Accuracy of model at predicting: 0.8239115779815323


### Logistic Regression

In [55]:
predictor_4 = lg.fit(combined_df)

In [56]:
test_results_4 = predictor_4.transform(testing)

In [57]:
test_results_4.groupBy('label', 'prediction').count().show()

+-----+----------+-----+
|label|prediction|count|
+-----+----------+-----+
|  2.0|       0.0|  106|
|  1.0|       0.0|  230|
|  2.0|       2.0|   23|
|  1.0|       2.0|    4|
|  0.0|       0.0| 2668|
|  0.0|       2.0|    8|
+-----+----------+-----+



In [58]:
acc_eval = MulticlassClassificationEvaluator()
acc_4 = acc_eval.evaluate(test_results_4)
print('Accuracy of model at predicting: {}'.format(acc_4))
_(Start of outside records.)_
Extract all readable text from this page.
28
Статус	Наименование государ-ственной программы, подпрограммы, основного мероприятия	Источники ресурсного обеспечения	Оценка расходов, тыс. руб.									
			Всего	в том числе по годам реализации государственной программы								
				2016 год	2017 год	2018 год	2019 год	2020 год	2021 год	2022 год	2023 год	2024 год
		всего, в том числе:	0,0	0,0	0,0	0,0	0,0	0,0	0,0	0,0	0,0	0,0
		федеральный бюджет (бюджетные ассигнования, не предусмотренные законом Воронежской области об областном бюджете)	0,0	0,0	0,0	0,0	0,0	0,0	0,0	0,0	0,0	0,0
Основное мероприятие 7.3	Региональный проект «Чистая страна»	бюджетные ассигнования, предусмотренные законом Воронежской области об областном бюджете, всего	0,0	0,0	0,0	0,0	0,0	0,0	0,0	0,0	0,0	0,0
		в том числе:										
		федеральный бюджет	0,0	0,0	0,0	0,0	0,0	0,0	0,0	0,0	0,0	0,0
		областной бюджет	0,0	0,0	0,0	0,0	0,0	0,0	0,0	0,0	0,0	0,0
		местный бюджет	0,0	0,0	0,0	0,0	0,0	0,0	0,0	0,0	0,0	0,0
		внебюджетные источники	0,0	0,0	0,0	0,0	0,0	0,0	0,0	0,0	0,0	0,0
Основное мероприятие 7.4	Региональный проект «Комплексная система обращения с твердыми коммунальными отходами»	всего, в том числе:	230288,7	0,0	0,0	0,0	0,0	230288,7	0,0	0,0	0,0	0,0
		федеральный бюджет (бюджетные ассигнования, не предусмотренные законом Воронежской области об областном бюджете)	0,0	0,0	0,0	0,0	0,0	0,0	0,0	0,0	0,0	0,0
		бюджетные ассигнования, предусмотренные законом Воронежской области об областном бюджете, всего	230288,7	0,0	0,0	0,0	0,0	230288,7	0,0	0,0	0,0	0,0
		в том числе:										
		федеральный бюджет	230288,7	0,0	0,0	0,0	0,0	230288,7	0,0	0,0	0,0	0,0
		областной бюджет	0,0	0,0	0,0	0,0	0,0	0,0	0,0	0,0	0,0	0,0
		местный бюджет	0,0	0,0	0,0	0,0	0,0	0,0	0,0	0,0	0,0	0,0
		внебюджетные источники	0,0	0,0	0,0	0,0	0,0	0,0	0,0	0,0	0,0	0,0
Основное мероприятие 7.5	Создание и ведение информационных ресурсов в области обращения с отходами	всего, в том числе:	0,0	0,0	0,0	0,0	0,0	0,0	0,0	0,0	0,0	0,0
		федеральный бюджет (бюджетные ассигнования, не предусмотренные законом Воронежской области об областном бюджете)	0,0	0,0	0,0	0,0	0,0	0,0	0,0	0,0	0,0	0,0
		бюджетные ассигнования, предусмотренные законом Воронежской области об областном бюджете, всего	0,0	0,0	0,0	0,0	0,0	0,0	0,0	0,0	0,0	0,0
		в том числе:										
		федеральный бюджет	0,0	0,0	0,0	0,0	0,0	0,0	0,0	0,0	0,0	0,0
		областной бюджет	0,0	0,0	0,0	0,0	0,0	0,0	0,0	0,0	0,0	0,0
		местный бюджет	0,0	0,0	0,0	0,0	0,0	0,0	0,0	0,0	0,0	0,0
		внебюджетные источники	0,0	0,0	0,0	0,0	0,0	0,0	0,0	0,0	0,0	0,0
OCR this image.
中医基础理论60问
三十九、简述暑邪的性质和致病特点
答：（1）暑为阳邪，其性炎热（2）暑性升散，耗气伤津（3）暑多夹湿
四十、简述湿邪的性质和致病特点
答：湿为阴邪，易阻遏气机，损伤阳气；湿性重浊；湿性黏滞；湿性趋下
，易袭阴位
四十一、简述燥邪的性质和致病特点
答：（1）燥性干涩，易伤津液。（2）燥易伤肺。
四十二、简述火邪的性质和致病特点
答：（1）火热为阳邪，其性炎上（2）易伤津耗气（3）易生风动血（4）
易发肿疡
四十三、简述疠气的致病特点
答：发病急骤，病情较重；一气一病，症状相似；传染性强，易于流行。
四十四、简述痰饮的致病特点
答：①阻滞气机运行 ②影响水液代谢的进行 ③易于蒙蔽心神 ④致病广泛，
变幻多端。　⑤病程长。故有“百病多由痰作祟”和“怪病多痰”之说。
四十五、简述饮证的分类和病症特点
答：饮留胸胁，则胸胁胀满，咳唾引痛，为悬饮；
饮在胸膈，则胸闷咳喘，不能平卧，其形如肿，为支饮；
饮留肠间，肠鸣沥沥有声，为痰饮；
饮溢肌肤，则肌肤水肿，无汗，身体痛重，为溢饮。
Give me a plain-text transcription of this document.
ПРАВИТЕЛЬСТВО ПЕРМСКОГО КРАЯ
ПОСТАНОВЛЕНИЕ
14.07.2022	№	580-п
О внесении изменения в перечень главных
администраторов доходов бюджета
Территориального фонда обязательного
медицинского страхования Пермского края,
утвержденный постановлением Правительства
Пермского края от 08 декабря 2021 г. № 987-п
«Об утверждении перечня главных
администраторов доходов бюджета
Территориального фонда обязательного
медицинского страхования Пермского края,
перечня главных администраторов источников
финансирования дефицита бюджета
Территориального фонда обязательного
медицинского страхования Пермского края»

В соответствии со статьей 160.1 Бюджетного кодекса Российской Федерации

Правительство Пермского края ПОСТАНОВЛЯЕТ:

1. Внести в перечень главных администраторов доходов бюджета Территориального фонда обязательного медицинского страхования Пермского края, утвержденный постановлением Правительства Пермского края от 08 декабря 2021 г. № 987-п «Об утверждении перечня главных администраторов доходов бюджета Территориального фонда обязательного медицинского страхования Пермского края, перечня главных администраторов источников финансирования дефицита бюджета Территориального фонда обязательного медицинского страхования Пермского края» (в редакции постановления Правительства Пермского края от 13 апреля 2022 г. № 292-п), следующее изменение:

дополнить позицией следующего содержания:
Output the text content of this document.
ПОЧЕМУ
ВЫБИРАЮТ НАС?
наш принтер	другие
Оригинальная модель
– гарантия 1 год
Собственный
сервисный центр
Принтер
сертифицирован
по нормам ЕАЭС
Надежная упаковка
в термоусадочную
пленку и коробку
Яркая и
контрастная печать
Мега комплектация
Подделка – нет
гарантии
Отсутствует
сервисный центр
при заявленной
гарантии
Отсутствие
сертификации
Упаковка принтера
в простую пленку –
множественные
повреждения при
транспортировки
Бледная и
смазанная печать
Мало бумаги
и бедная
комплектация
Accuracy of model at predicting: 0.8391297536016666


### Random Forest

In [59]:
predictor_5 = rfc.fit(combined_df)

In [60]:
test_results_5 = predictor_5.transform(testing)

In [61]:
test_results_5.groupBy('label').count().show()

+-----+-----+
|label|count|
+-----+-----+
|  0.0| 2676|
|  1.0|  234|
|  2.0|  129|
+-----+-----+



In [62]:
# Create a confusion matrix
test_results_5.groupBy('label', 'prediction').count().show()

+-----+----------+-----+
|label|prediction|count|
+-----+----------+-----+
|  2.0|       0.0|  102|
|  1.0|       0.0|  219|
|  2.0|       2.0|   27|
|  1.0|       2.0|   15|
|  0.0|       0.0| 2655|
|  0.0|       2.0|   21|
+-----+----------+-----+



In [63]:
acc_eval = MulticlassClassificationEvaluator()
acc_5 = acc_eval.evaluate(test_results_5)
print('Accuracy of model at predicting: {}'.format(acc_5))

Accuracy of model at predicting: 0.8392095041530172


- Higher accuracy and better result. But not very good!
- Find another solution to improve performance!